Not everyone is on board.
According to the report, 72 Washington cities or counties have prohibited retail sales. The federal government still classifies pot in the same category as heroin. And all across the country, every day, people are arrested for possession – nearly 90 percent of all marijuana arrests between 2001 and 2010 were for simple possession, according to the ACLU.
Marijuana laws have been among the most unequally enforced of laws – black people are almost four times more likely to be arrested for possession than whites, though the rate of doobage among those groups is about the same, according to the ACLU.
This ratio soars in the richest neighborhoods, meaning wealthy white people have long lived with de-facto legalization while young men of color are stopped and frisked and imprisoned for mere possession.

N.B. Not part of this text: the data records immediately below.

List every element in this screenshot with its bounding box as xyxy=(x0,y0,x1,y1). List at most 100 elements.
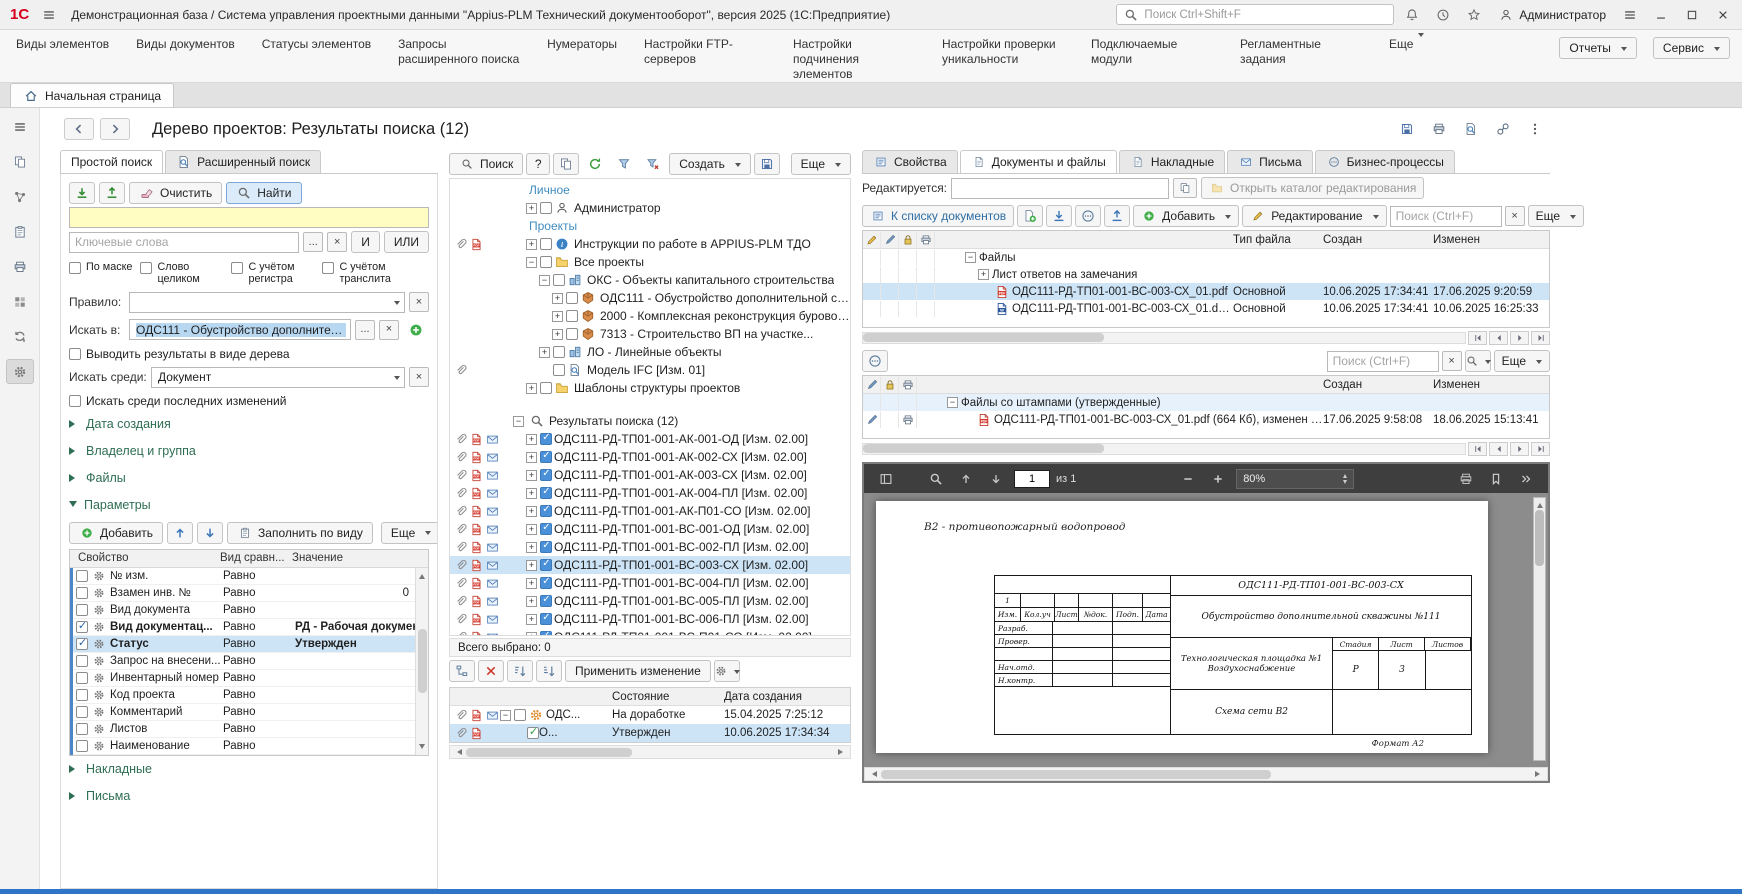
scroll-left-icon[interactable] xyxy=(454,749,462,755)
item-checkbox[interactable] xyxy=(566,310,578,322)
add-search-location-button[interactable] xyxy=(403,319,429,341)
stamps-search-settings-button[interactable] xyxy=(1465,350,1491,372)
result-checkbox[interactable] xyxy=(540,613,552,625)
keywords-clear-button[interactable]: × xyxy=(327,232,347,252)
translit-checkbox[interactable]: С учётом транслита xyxy=(322,261,405,286)
expander[interactable] xyxy=(526,488,537,499)
forward-button[interactable] xyxy=(100,118,130,140)
item-checkbox[interactable] xyxy=(540,202,552,214)
expander[interactable] xyxy=(526,632,537,637)
result-checkbox[interactable] xyxy=(540,451,552,463)
stamps-search-clear-button[interactable]: × xyxy=(1442,351,1462,371)
expander[interactable] xyxy=(526,239,537,250)
files-search-input[interactable] xyxy=(1390,206,1502,227)
expander[interactable] xyxy=(978,269,989,280)
tree-item[interactable]: 2000 - Комплексная реконструкция буровой… xyxy=(450,307,850,325)
left-toolbar-button[interactable] xyxy=(6,114,34,139)
param-checkbox[interactable] xyxy=(76,587,88,599)
tree-item[interactable]: Личное xyxy=(450,181,850,199)
panel-tab[interactable]: Письма xyxy=(1227,150,1313,173)
sort-desc-button[interactable] xyxy=(536,660,562,682)
checkbox[interactable] xyxy=(322,262,334,274)
param-row[interactable]: Запрос на внесени... Равно xyxy=(73,653,415,670)
item-checkbox[interactable] xyxy=(540,238,552,250)
expander[interactable] xyxy=(526,257,537,268)
main-menu-button[interactable] xyxy=(36,4,62,26)
search-result-item[interactable]: PDF ОДС111-РД-ТП01-001-ВС-004-ПЛ [Изм. 0… xyxy=(450,574,850,592)
left-toolbar-button[interactable] xyxy=(6,254,34,279)
expander[interactable] xyxy=(947,397,958,408)
tree-item[interactable]: Результаты поиска (12) xyxy=(450,412,850,430)
param-row[interactable]: Код проекта Равно xyxy=(73,687,415,704)
keywords-options-button[interactable]: ... xyxy=(303,232,323,252)
expander[interactable] xyxy=(552,329,563,340)
left-toolbar-button[interactable] xyxy=(6,289,34,314)
whole-word-checkbox[interactable]: Слово целиком xyxy=(140,261,223,286)
tree-item[interactable]: 7313 - Строительство ВП на участке... xyxy=(450,325,850,343)
param-row[interactable]: Взамен инв. № Равно 0 xyxy=(73,585,415,602)
param-checkbox[interactable] xyxy=(76,740,88,752)
search-result-item[interactable]: PDF ОДС111-РД-ТП01-001-АК-002-СХ [Изм. 0… xyxy=(450,448,850,466)
expander[interactable] xyxy=(526,560,537,571)
checkbox[interactable] xyxy=(69,348,81,360)
expander[interactable] xyxy=(552,311,563,322)
param-checkbox[interactable] xyxy=(76,621,88,633)
add-param-button[interactable]: Добавить xyxy=(69,522,163,544)
pdf-tools-button[interactable] xyxy=(1514,468,1538,490)
window-menu-button[interactable] xyxy=(1617,4,1643,26)
favorites-button[interactable] xyxy=(1461,4,1487,26)
print-column-icon[interactable] xyxy=(899,377,917,393)
param-row[interactable]: Вид документац... Равно РД - Рабочая док… xyxy=(73,619,415,636)
tree-item[interactable]: PDF i Инструкции по работе в APPIUS-PLM … xyxy=(450,235,850,253)
files-more-button[interactable]: Еще xyxy=(1528,205,1584,227)
download-file-button[interactable] xyxy=(1046,205,1072,227)
search-result-item[interactable]: PDF ОДС111-РД-ТП01-001-ВС-П01-СО [Изм. 0… xyxy=(450,628,850,636)
tree-search-button[interactable]: Поиск xyxy=(449,153,523,175)
next-page-button[interactable] xyxy=(1510,442,1529,456)
menu-item[interactable]: Статусы элементов xyxy=(262,37,371,52)
column-modified[interactable]: Изменен xyxy=(1433,379,1549,391)
form-action-button[interactable] xyxy=(1490,118,1516,140)
result-checkbox[interactable] xyxy=(540,577,552,589)
expander[interactable] xyxy=(526,596,537,607)
panel-tab[interactable]: Бизнес-процессы xyxy=(1315,150,1455,173)
tree-more-button[interactable]: Еще xyxy=(791,153,851,175)
tree-h-scrollbar[interactable] xyxy=(449,745,851,759)
param-checkbox[interactable] xyxy=(76,706,88,718)
stamped-file-row[interactable]: Файлы со штампами (утвержденные) xyxy=(863,394,1549,411)
checkbox[interactable] xyxy=(69,262,81,274)
param-row[interactable]: Наименование Равно xyxy=(73,738,415,755)
tab-advanced-search[interactable]: Расширенный поиск xyxy=(165,150,321,173)
left-toolbar-button[interactable] xyxy=(6,324,34,349)
pdf-next-page-button[interactable] xyxy=(984,468,1008,490)
cancel-changes-button[interactable] xyxy=(478,660,504,682)
expander[interactable] xyxy=(539,347,550,358)
search-in-clear-button[interactable]: × xyxy=(379,320,399,340)
result-checkbox[interactable] xyxy=(540,523,552,535)
expander[interactable] xyxy=(526,203,537,214)
add-file-button[interactable]: Добавить xyxy=(1133,205,1239,227)
expander[interactable] xyxy=(978,303,989,314)
expander[interactable] xyxy=(513,416,524,427)
open-edit-catalog-button[interactable]: Открыть каталог редактирования xyxy=(1201,177,1424,199)
param-checkbox[interactable] xyxy=(76,655,88,667)
edit-column-icon[interactable] xyxy=(863,232,881,248)
param-row[interactable]: Инвентарный номер Равно xyxy=(73,670,415,687)
scroll-down-icon[interactable] xyxy=(419,744,425,752)
column-comparison[interactable]: Вид сравн... xyxy=(220,552,292,564)
pdf-v-scrollbar[interactable] xyxy=(1533,497,1546,761)
checkbox[interactable] xyxy=(140,262,152,274)
tree-results-checkbox[interactable]: Выводить результаты в виде дерева xyxy=(69,347,429,361)
among-clear-button[interactable]: × xyxy=(409,367,429,387)
first-page-button[interactable] xyxy=(1468,331,1487,345)
filter-button[interactable] xyxy=(611,153,637,175)
column-created[interactable]: Создан xyxy=(1323,234,1433,246)
collapsible-section[interactable]: Письма xyxy=(69,783,429,810)
result-checkbox[interactable] xyxy=(540,595,552,607)
scroll-right-icon[interactable] xyxy=(838,749,846,755)
prev-page-button[interactable] xyxy=(1489,442,1508,456)
column-file-type[interactable]: Тип файла xyxy=(1233,234,1323,246)
form-action-button[interactable] xyxy=(1394,118,1420,140)
mask-checkbox[interactable]: По маске xyxy=(69,261,132,274)
search-result-item[interactable]: PDF ОДС111-РД-ТП01-001-ВС-002-ПЛ [Изм. 0… xyxy=(450,538,850,556)
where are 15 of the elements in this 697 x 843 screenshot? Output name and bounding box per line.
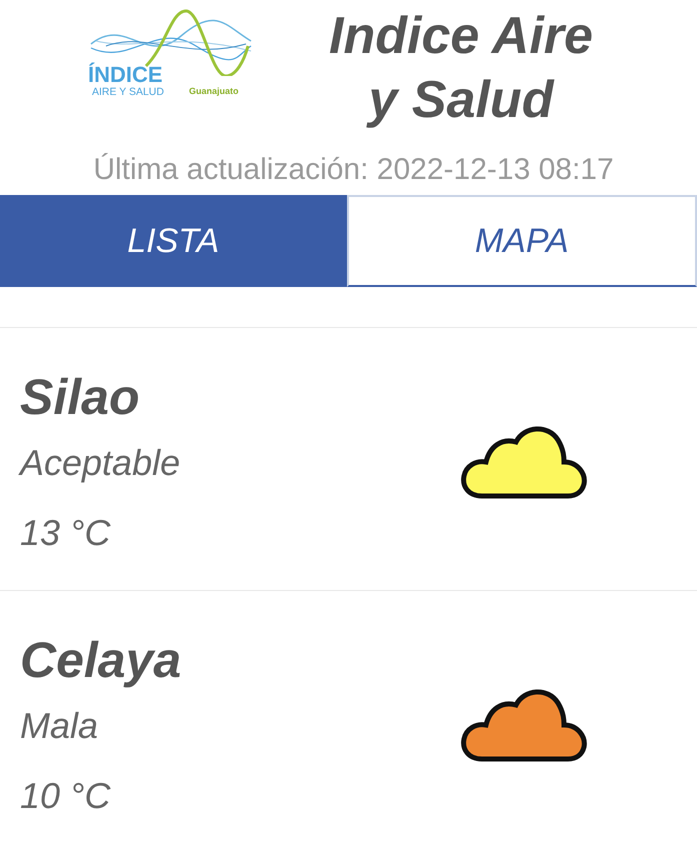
air-quality-label: Mala <box>20 704 100 748</box>
temperature: 13 °C <box>20 511 112 555</box>
station-item[interactable]: Silao Aceptable 13 °C <box>0 328 697 591</box>
station-name: Celaya <box>20 631 182 690</box>
temperature: 10 °C <box>20 774 112 818</box>
logo-subtitle: AIRE Y SALUD <box>92 86 164 98</box>
station-name: Silao <box>20 368 140 427</box>
last-update-text: Última actualización: 2022-12-13 08:17 <box>92 152 615 188</box>
tab[interactable]: MAPA <box>346 195 697 287</box>
air-quality-label: Aceptable <box>20 441 182 485</box>
logo-region: Guanajuato <box>189 86 239 96</box>
station-item[interactable]: Celaya Mala 10 °C <box>0 591 697 843</box>
tab[interactable]: LISTA <box>0 195 346 287</box>
logo-title: ÍNDICE <box>88 62 163 88</box>
app-title: Indice Aire y Salud <box>328 6 594 131</box>
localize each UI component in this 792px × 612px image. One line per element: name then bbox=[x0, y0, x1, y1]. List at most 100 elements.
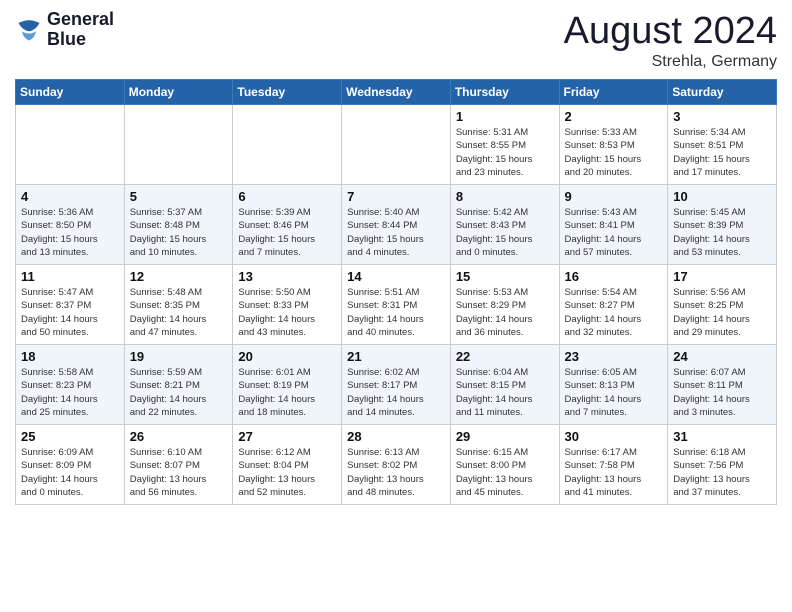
day-info: Sunrise: 5:53 AM Sunset: 8:29 PM Dayligh… bbox=[456, 286, 554, 339]
calendar-cell: 24Sunrise: 6:07 AM Sunset: 8:11 PM Dayli… bbox=[668, 345, 777, 425]
day-number: 31 bbox=[673, 429, 771, 444]
calendar-cell: 1 Sunrise: 5:31 AM Sunset: 8:55 PM Daylig… bbox=[450, 105, 559, 185]
day-info: Sunrise: 6:12 AM Sunset: 8:04 PM Dayligh… bbox=[238, 446, 336, 499]
day-info: Sunrise: 6:01 AM Sunset: 8:19 PM Dayligh… bbox=[238, 366, 336, 419]
header-monday: Monday bbox=[124, 80, 233, 105]
day-number: 20 bbox=[238, 349, 336, 364]
day-info: Sunrise: 5:47 AM Sunset: 8:37 PM Dayligh… bbox=[21, 286, 119, 339]
day-info: Sunrise: 5:48 AM Sunset: 8:35 PM Dayligh… bbox=[130, 286, 228, 339]
calendar-cell: 27 Sunrise: 6:12 AM Sunset: 8:04 PM Dayli… bbox=[233, 425, 342, 505]
location-subtitle: Strehla, Germany bbox=[564, 53, 777, 71]
day-info: Sunrise: 5:37 AM Sunset: 8:48 PM Dayligh… bbox=[130, 206, 228, 259]
day-number: 23 bbox=[565, 349, 663, 364]
day-info: Sunrise: 6:09 AM Sunset: 8:09 PM Dayligh… bbox=[21, 446, 119, 499]
calendar-cell: 23 Sunrise: 6:05 AM Sunset: 8:13 PM Dayli… bbox=[559, 345, 668, 425]
calendar-cell: 7Sunrise: 5:40 AM Sunset: 8:44 PM Daylig… bbox=[342, 185, 451, 265]
day-number: 6 bbox=[238, 189, 336, 204]
month-title: August 2024 bbox=[564, 10, 777, 53]
day-number: 10 bbox=[673, 189, 771, 204]
calendar-header-row: SundayMondayTuesdayWednesdayThursdayFrid… bbox=[16, 80, 777, 105]
calendar-cell: 30 Sunrise: 6:17 AM Sunset: 7:58 PM Dayli… bbox=[559, 425, 668, 505]
day-info: Sunrise: 6:05 AM Sunset: 8:13 PM Dayligh… bbox=[565, 366, 663, 419]
day-number: 21 bbox=[347, 349, 445, 364]
calendar-cell: 25 Sunrise: 6:09 AM Sunset: 8:09 PM Dayli… bbox=[16, 425, 125, 505]
day-number: 22 bbox=[456, 349, 554, 364]
header-wednesday: Wednesday bbox=[342, 80, 451, 105]
day-info: Sunrise: 5:50 AM Sunset: 8:33 PM Dayligh… bbox=[238, 286, 336, 339]
day-info: Sunrise: 6:15 AM Sunset: 8:00 PM Dayligh… bbox=[456, 446, 554, 499]
day-info: Sunrise: 5:39 AM Sunset: 8:46 PM Dayligh… bbox=[238, 206, 336, 259]
day-info: Sunrise: 5:59 AM Sunset: 8:21 PM Dayligh… bbox=[130, 366, 228, 419]
page-header: General Blue August 2024 Strehla, German… bbox=[15, 10, 777, 71]
day-info: Sunrise: 5:51 AM Sunset: 8:31 PM Dayligh… bbox=[347, 286, 445, 339]
calendar-week-4: 18Sunrise: 5:58 AM Sunset: 8:23 PM Dayli… bbox=[16, 345, 777, 425]
day-info: Sunrise: 5:54 AM Sunset: 8:27 PM Dayligh… bbox=[565, 286, 663, 339]
day-number: 24 bbox=[673, 349, 771, 364]
calendar-cell: 28Sunrise: 6:13 AM Sunset: 8:02 PM Dayli… bbox=[342, 425, 451, 505]
day-number: 29 bbox=[456, 429, 554, 444]
day-number: 1 bbox=[456, 109, 554, 124]
calendar-cell: 13 Sunrise: 5:50 AM Sunset: 8:33 PM Dayli… bbox=[233, 265, 342, 345]
calendar-week-5: 25 Sunrise: 6:09 AM Sunset: 8:09 PM Dayli… bbox=[16, 425, 777, 505]
calendar-cell: 15 Sunrise: 5:53 AM Sunset: 8:29 PM Dayli… bbox=[450, 265, 559, 345]
day-number: 18 bbox=[21, 349, 119, 364]
calendar-week-1: 1 Sunrise: 5:31 AM Sunset: 8:55 PM Daylig… bbox=[16, 105, 777, 185]
day-info: Sunrise: 6:10 AM Sunset: 8:07 PM Dayligh… bbox=[130, 446, 228, 499]
day-number: 7 bbox=[347, 189, 445, 204]
day-number: 8 bbox=[456, 189, 554, 204]
header-saturday: Saturday bbox=[668, 80, 777, 105]
calendar-cell: 3Sunrise: 5:34 AM Sunset: 8:51 PM Daylig… bbox=[668, 105, 777, 185]
day-number: 16 bbox=[565, 269, 663, 284]
calendar-cell: 29 Sunrise: 6:15 AM Sunset: 8:00 PM Dayli… bbox=[450, 425, 559, 505]
calendar-cell: 12 Sunrise: 5:48 AM Sunset: 8:35 PM Dayli… bbox=[124, 265, 233, 345]
day-info: Sunrise: 5:31 AM Sunset: 8:55 PM Dayligh… bbox=[456, 126, 554, 179]
calendar-cell: 20 Sunrise: 6:01 AM Sunset: 8:19 PM Dayli… bbox=[233, 345, 342, 425]
day-info: Sunrise: 5:36 AM Sunset: 8:50 PM Dayligh… bbox=[21, 206, 119, 259]
calendar-cell bbox=[124, 105, 233, 185]
header-friday: Friday bbox=[559, 80, 668, 105]
day-number: 17 bbox=[673, 269, 771, 284]
day-number: 28 bbox=[347, 429, 445, 444]
calendar-cell: 17 Sunrise: 5:56 AM Sunset: 8:25 PM Dayli… bbox=[668, 265, 777, 345]
calendar-cell: 11Sunrise: 5:47 AM Sunset: 8:37 PM Dayli… bbox=[16, 265, 125, 345]
header-tuesday: Tuesday bbox=[233, 80, 342, 105]
calendar-cell bbox=[233, 105, 342, 185]
day-number: 12 bbox=[130, 269, 228, 284]
day-info: Sunrise: 6:04 AM Sunset: 8:15 PM Dayligh… bbox=[456, 366, 554, 419]
calendar-cell: 16 Sunrise: 5:54 AM Sunset: 8:27 PM Dayli… bbox=[559, 265, 668, 345]
day-info: Sunrise: 5:42 AM Sunset: 8:43 PM Dayligh… bbox=[456, 206, 554, 259]
calendar-cell: 21Sunrise: 6:02 AM Sunset: 8:17 PM Dayli… bbox=[342, 345, 451, 425]
day-number: 19 bbox=[130, 349, 228, 364]
calendar-cell: 10 Sunrise: 5:45 AM Sunset: 8:39 PM Dayli… bbox=[668, 185, 777, 265]
day-number: 14 bbox=[347, 269, 445, 284]
calendar-week-2: 4Sunrise: 5:36 AM Sunset: 8:50 PM Daylig… bbox=[16, 185, 777, 265]
day-number: 9 bbox=[565, 189, 663, 204]
day-info: Sunrise: 6:17 AM Sunset: 7:58 PM Dayligh… bbox=[565, 446, 663, 499]
day-number: 5 bbox=[130, 189, 228, 204]
calendar-cell: 19 Sunrise: 5:59 AM Sunset: 8:21 PM Dayli… bbox=[124, 345, 233, 425]
day-info: Sunrise: 5:43 AM Sunset: 8:41 PM Dayligh… bbox=[565, 206, 663, 259]
day-number: 13 bbox=[238, 269, 336, 284]
calendar-week-3: 11Sunrise: 5:47 AM Sunset: 8:37 PM Dayli… bbox=[16, 265, 777, 345]
logo: General Blue bbox=[15, 10, 114, 50]
calendar-cell: 9 Sunrise: 5:43 AM Sunset: 8:41 PM Daylig… bbox=[559, 185, 668, 265]
day-number: 25 bbox=[21, 429, 119, 444]
day-number: 26 bbox=[130, 429, 228, 444]
day-number: 2 bbox=[565, 109, 663, 124]
calendar-cell: 18Sunrise: 5:58 AM Sunset: 8:23 PM Dayli… bbox=[16, 345, 125, 425]
calendar-cell: 2 Sunrise: 5:33 AM Sunset: 8:53 PM Daylig… bbox=[559, 105, 668, 185]
day-info: Sunrise: 6:18 AM Sunset: 7:56 PM Dayligh… bbox=[673, 446, 771, 499]
day-number: 15 bbox=[456, 269, 554, 284]
calendar-cell bbox=[16, 105, 125, 185]
calendar-cell: 22 Sunrise: 6:04 AM Sunset: 8:15 PM Dayli… bbox=[450, 345, 559, 425]
day-info: Sunrise: 5:33 AM Sunset: 8:53 PM Dayligh… bbox=[565, 126, 663, 179]
calendar-cell: 14 Sunrise: 5:51 AM Sunset: 8:31 PM Dayli… bbox=[342, 265, 451, 345]
day-info: Sunrise: 5:56 AM Sunset: 8:25 PM Dayligh… bbox=[673, 286, 771, 339]
header-thursday: Thursday bbox=[450, 80, 559, 105]
day-number: 27 bbox=[238, 429, 336, 444]
calendar-cell: 5 Sunrise: 5:37 AM Sunset: 8:48 PM Daylig… bbox=[124, 185, 233, 265]
calendar-cell: 6 Sunrise: 5:39 AM Sunset: 8:46 PM Daylig… bbox=[233, 185, 342, 265]
day-info: Sunrise: 5:45 AM Sunset: 8:39 PM Dayligh… bbox=[673, 206, 771, 259]
day-number: 30 bbox=[565, 429, 663, 444]
calendar-cell: 4Sunrise: 5:36 AM Sunset: 8:50 PM Daylig… bbox=[16, 185, 125, 265]
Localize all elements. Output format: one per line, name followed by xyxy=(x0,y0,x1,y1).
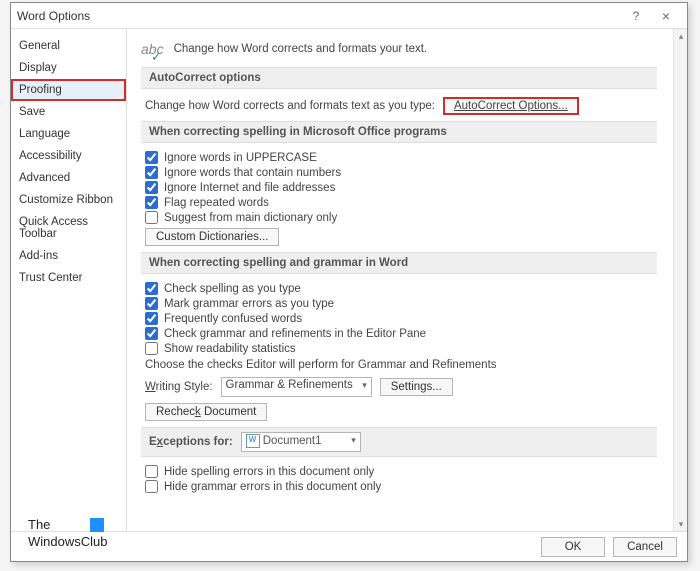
ok-button[interactable]: OK xyxy=(541,537,605,557)
chk-hide-grammar[interactable] xyxy=(145,480,158,493)
lbl-ignore-numbers: Ignore words that contain numbers xyxy=(164,167,341,179)
settings-button[interactable]: Settings... xyxy=(380,378,453,396)
close-button[interactable]: × xyxy=(651,8,681,24)
chk-ignore-numbers[interactable] xyxy=(145,166,158,179)
scroll-up-icon[interactable]: ▴ xyxy=(676,31,686,41)
exceptions-doc-select[interactable]: Document1 xyxy=(241,432,361,452)
dialog-footer: OK Cancel xyxy=(11,531,687,561)
sidebar-item-display[interactable]: Display xyxy=(11,57,126,79)
intro-text: Change how Word corrects and formats you… xyxy=(174,43,428,55)
sidebar-item-advanced[interactable]: Advanced xyxy=(11,167,126,189)
lbl-flag-repeated: Flag repeated words xyxy=(164,197,269,209)
choose-checks-text: Choose the checks Editor will perform fo… xyxy=(145,359,497,371)
section-exceptions-header: Exceptions for: Document1 xyxy=(141,427,657,457)
chk-ignore-uppercase[interactable] xyxy=(145,151,158,164)
document-icon xyxy=(246,434,260,448)
section-autocorrect-header: AutoCorrect options xyxy=(141,67,657,89)
chk-ignore-internet[interactable] xyxy=(145,181,158,194)
autocorrect-row: Change how Word corrects and formats tex… xyxy=(145,97,657,115)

It simply is not worth it. In 2005, more than 500 economists signed a report and letter to President George W. Bush urging a debate about the potential costs and benefits of legalization. The report, authored by economist Jeffrey Miron, concluded that eliminating prohibition in favor of a taxed, regulated, legal market would add – in savings and new revenues – between $12 billion and $14 billion a year to government coffers. That would be enough, the report noted, to seek and destroy all the “loose nukes” from the Soviet-era, or to implement anti-terrorism security measures at every port in the nation.
That was 10 years ago. Things are changing, here and elsewhere, but the war on weed remains the law of the land, and it makes no more sense than it ever did.
Washingtonians are spending and earning a lot on pot. But the best thing about legalization is what we stopped spending.